Com o título “Na marra, não!”, eis artigo de Antonio Mourão Cavalcante, médico, antropólogo e professor universitário. Ele comenta perdas e danos da reforma da Previdência do governo Bollsonaro. Confira:
Com grande ênfase o ministro da Economia, Sr. Paulo Guedes, afirma que, sendo a Reforma da Previdência aprovada, o Governo terá um lucro de 1,4 trilhões de reais. Ora, como dinheiro não cai do céu, cabe uma pergunta bem inocente: se um lado vai ganhar isso tudo, qual será o lado que vai perder tudo isso? Nem precisa pensar muito. Serão aqueles que sempre perdem. No caso, a grande massa trabalhadora do país…
Se as vantagens vão diminuir, se o tempo de contribuição vai aumentar, é justo que a contribuição continue a mesma? Se seremos empurrados a realizar uma poupança privada – via bancos particulares – por que continuar contribuindo com a Previdência do Governo? Qual a vantagem concreta? Perdendo vantagens, a porcentagem de participação será a mesma, para obter menos benefícios?
O Governo Bolsonaro insiste que essa reforma quebrará privilégios de alguns setores da sociedade. Aqueles que ganham mais, pagarão mais e ganharão menos. Pois bem, não seria didático nos informar quais são estes grupos e quais benesses serão cortadas?

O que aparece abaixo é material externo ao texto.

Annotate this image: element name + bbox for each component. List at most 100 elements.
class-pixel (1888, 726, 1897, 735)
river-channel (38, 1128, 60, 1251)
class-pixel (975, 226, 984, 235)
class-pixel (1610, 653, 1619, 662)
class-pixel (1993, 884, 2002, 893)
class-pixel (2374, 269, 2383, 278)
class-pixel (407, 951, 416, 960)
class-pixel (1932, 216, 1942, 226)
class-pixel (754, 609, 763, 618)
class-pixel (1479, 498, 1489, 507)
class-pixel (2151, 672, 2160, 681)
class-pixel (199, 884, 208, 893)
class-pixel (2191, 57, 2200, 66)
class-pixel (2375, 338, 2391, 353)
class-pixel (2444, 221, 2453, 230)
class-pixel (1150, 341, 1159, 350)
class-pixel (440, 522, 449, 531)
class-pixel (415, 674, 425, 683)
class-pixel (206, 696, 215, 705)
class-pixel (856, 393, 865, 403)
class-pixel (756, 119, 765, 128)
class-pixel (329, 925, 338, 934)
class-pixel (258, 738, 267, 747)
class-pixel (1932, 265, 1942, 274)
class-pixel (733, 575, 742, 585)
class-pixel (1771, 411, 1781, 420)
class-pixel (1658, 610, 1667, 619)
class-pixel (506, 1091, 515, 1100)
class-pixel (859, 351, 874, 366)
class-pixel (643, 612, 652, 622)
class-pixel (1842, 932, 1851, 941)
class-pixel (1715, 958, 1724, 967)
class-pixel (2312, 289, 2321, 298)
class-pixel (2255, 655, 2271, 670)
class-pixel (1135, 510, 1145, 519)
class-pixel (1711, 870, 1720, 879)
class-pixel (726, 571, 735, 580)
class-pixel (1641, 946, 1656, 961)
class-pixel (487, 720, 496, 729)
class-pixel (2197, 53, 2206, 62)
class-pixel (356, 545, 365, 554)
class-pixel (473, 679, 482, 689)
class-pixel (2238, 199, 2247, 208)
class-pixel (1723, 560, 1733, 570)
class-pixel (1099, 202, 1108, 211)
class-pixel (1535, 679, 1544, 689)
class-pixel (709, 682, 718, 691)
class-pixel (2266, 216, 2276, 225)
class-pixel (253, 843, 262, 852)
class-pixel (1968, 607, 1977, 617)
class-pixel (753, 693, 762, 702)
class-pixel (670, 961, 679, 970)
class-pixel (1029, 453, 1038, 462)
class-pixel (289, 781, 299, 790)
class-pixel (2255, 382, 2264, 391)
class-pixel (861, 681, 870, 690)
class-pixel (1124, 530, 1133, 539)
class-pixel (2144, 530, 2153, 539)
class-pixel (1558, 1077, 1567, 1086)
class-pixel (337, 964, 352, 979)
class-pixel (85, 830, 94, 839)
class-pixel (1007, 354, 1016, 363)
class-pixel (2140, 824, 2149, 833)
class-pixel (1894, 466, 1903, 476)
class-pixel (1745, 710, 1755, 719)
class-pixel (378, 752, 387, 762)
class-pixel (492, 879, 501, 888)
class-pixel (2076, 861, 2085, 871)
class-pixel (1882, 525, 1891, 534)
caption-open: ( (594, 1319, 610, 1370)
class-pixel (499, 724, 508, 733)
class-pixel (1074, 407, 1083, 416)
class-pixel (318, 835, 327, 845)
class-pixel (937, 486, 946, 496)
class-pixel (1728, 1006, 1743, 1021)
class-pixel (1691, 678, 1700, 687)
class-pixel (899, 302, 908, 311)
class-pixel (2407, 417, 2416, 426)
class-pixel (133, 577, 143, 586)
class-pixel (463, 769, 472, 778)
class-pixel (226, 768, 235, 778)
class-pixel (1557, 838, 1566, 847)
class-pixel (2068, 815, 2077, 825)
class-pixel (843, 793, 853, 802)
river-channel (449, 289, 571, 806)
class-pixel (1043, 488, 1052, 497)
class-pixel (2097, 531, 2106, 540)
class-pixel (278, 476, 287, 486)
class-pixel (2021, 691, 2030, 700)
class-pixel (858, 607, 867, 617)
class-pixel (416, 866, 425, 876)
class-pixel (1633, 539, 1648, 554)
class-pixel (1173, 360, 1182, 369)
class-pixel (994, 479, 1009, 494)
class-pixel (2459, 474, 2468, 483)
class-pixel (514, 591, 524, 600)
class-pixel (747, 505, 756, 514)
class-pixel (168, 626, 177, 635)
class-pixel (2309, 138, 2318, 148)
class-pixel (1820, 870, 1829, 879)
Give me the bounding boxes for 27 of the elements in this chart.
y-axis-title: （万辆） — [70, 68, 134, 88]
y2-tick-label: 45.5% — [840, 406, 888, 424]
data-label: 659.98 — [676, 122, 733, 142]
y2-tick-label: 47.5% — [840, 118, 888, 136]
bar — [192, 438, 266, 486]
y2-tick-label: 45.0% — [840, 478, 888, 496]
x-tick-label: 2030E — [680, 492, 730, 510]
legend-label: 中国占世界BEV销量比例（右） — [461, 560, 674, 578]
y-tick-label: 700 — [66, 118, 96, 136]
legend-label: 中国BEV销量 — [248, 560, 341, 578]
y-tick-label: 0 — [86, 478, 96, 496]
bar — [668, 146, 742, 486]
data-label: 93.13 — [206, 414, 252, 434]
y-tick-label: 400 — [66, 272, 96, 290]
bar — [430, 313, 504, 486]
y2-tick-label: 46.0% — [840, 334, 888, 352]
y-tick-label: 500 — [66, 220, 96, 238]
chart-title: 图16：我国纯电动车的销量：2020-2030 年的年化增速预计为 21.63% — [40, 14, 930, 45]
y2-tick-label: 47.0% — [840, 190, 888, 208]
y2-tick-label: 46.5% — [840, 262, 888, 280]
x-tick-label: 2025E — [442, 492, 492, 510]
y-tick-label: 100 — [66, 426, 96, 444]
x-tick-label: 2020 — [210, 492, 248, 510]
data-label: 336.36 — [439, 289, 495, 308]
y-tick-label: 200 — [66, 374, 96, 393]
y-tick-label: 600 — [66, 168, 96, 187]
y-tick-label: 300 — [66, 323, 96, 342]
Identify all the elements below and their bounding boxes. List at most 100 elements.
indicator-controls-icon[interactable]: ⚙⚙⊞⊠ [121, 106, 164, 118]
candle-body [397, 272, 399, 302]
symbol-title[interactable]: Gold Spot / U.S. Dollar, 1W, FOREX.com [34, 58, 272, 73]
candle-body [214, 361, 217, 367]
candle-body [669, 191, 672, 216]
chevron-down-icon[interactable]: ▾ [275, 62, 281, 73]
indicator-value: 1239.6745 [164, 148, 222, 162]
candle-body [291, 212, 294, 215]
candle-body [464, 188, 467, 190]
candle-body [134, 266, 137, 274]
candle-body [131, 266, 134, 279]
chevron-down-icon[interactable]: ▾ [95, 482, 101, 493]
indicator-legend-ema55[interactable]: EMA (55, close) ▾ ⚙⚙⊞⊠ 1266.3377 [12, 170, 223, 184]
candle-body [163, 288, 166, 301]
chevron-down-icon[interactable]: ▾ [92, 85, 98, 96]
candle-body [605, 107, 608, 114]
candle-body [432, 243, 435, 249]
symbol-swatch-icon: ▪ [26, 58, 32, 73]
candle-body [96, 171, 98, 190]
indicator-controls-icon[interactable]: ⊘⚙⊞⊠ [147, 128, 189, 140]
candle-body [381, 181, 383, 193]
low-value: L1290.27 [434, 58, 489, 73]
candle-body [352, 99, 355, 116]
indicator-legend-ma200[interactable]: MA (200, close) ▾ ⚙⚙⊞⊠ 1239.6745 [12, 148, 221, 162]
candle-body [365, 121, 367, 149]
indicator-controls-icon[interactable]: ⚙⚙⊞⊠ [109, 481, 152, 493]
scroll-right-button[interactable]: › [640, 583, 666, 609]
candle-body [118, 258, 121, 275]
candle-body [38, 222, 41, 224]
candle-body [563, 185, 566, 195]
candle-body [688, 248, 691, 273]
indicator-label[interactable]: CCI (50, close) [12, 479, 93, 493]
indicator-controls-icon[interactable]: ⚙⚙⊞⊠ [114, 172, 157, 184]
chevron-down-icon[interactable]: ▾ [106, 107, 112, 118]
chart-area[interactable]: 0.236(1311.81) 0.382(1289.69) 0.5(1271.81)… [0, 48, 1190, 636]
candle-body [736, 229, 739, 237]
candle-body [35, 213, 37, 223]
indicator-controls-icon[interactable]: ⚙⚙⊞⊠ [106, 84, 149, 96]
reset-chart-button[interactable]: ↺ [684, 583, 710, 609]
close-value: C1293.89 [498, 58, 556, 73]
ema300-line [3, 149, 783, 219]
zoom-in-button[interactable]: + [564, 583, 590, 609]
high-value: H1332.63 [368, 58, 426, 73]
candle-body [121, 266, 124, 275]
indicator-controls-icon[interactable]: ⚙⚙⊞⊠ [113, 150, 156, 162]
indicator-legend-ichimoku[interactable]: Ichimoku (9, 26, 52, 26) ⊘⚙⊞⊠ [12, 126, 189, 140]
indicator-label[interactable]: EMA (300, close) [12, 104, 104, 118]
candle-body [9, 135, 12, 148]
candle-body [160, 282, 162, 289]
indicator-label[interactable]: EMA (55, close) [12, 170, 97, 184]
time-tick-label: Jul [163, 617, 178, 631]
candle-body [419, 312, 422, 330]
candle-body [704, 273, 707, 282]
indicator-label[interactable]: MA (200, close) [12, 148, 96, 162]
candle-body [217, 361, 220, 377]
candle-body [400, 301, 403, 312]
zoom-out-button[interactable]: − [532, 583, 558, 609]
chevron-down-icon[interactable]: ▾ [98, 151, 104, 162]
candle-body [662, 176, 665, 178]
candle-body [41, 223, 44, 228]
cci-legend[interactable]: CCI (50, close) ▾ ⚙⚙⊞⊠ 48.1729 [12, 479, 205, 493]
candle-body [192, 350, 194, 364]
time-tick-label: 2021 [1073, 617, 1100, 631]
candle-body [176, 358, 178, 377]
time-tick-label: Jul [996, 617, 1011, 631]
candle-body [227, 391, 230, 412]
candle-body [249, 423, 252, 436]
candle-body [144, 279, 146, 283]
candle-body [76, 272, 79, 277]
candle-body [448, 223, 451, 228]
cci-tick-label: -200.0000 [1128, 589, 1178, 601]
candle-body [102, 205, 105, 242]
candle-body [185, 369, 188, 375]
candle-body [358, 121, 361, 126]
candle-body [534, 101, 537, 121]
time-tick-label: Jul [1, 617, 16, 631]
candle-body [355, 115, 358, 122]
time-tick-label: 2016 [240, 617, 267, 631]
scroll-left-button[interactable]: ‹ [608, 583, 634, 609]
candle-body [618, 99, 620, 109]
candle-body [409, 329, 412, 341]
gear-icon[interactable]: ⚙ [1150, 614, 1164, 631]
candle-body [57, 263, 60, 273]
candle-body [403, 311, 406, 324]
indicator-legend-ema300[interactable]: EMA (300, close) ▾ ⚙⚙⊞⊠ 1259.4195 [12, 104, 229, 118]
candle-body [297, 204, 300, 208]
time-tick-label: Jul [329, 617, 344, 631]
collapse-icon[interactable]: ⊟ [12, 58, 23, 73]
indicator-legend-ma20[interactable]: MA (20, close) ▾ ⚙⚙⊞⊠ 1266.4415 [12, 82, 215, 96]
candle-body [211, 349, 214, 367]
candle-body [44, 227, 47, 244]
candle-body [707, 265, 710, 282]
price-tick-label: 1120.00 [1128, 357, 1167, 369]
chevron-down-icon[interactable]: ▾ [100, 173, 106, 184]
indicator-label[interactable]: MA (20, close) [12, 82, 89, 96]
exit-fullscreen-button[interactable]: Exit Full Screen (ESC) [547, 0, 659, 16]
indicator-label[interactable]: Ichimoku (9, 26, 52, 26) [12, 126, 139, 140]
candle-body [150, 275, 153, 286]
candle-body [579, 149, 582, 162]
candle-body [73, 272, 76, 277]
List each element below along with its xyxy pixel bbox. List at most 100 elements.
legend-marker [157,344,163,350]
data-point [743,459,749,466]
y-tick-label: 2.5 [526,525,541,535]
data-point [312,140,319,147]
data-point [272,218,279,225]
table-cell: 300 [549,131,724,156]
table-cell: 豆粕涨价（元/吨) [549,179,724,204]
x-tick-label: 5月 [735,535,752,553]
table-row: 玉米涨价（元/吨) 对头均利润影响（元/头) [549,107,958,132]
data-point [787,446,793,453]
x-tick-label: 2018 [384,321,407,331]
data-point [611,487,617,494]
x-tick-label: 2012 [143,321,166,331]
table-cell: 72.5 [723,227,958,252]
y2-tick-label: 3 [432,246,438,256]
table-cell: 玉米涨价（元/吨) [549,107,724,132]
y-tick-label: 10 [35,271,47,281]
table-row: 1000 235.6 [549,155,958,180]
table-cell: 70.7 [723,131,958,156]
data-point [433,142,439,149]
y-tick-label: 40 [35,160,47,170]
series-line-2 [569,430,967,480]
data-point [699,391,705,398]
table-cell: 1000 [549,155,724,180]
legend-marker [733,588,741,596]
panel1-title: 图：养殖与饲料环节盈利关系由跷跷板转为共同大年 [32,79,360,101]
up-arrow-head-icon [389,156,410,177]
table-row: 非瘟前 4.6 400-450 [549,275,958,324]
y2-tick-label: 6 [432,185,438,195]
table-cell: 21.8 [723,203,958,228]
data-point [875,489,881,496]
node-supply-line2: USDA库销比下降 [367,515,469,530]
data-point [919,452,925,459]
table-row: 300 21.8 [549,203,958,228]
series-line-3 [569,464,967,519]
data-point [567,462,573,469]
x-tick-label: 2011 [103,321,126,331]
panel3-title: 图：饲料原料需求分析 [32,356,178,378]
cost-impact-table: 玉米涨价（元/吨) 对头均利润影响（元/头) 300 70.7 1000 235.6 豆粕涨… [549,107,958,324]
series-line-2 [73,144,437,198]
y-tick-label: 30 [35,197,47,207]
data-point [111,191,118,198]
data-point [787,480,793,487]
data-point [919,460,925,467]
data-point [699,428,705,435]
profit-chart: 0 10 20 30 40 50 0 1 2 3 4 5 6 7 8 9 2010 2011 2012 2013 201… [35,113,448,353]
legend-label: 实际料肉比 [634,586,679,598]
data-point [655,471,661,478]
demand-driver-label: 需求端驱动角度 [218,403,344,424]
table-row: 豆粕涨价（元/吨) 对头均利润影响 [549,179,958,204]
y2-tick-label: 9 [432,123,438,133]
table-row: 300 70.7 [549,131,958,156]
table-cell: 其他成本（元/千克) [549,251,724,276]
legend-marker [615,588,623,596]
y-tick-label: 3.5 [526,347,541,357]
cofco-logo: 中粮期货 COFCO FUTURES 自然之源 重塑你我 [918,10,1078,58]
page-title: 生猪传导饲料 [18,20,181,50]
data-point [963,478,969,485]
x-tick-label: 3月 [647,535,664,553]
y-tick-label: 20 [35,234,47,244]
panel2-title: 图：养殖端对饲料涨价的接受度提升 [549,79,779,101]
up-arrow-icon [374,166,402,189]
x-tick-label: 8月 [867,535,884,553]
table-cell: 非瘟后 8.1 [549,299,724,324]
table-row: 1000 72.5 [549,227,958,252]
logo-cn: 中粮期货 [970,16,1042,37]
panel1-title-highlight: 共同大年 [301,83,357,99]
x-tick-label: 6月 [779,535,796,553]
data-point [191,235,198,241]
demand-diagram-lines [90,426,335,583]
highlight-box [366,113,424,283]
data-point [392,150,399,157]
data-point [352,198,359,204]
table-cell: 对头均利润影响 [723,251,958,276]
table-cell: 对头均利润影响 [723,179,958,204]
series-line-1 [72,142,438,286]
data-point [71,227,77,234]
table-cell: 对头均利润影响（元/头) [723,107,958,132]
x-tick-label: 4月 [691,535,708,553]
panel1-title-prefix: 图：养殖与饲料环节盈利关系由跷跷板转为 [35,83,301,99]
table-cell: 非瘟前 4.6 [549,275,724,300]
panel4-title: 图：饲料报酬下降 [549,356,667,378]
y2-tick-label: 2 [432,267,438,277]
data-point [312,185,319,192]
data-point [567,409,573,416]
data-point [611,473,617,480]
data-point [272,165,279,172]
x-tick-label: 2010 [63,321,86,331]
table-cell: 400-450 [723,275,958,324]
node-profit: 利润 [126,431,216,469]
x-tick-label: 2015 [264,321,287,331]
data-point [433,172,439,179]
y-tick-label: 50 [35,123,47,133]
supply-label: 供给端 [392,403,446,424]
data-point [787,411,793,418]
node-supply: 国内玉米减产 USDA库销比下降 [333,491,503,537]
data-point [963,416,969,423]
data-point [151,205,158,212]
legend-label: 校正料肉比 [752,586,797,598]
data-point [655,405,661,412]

Tendo contribuído ao longo de todos estes anos, é justo pensar que foi gerada uma grande capitalização. Em termos de poupança, teria sido uma grande bola de neve crescendo na virada de cada mês. Feito um cálculo atuarial, com certeza, o rendimento fixo obtido seria maior do que hoje – em média – paga o Governo como aposentadoria. Não faz sentido afirmar que sejam as contribuições de trabalhadores da ativa hoje, que garantem minha aposentadoria. Se temos o direito a uma aposentadoria é porque ao longo de muitos anos, pagamos compulsoriamente nossa cotização. Se o Governo foi perdulário com o que arrecadou, ele é o responsável. É injusto e irresponsável exigir múltiplas contribuições para um único e pífio benefício. Será que somos otários?
O afogadilho em aprovar a reforma, dizendo que o Brasil tem pressa e pode quebrar, é papo furado. Na realidade, o Governo foge da discussão mais responsável do assunto. Empurra uma reforma goela abaixo. Impõe um projeto urdido nos conchavos do Planalto. A força do trabalho – a consciência e a história da sociedade brasileira – não pode permitir esse afogadilho… Calma senhores! Essa é uma questão muito séria, que envolve muitos atores e conseqüências. Não pode ser tangida pela pressa e pela força. Na marra!…
*Antonio Murão Cavalcante,
Médico, antropólogo e professor universitário
[a_mourao@hotmail.com]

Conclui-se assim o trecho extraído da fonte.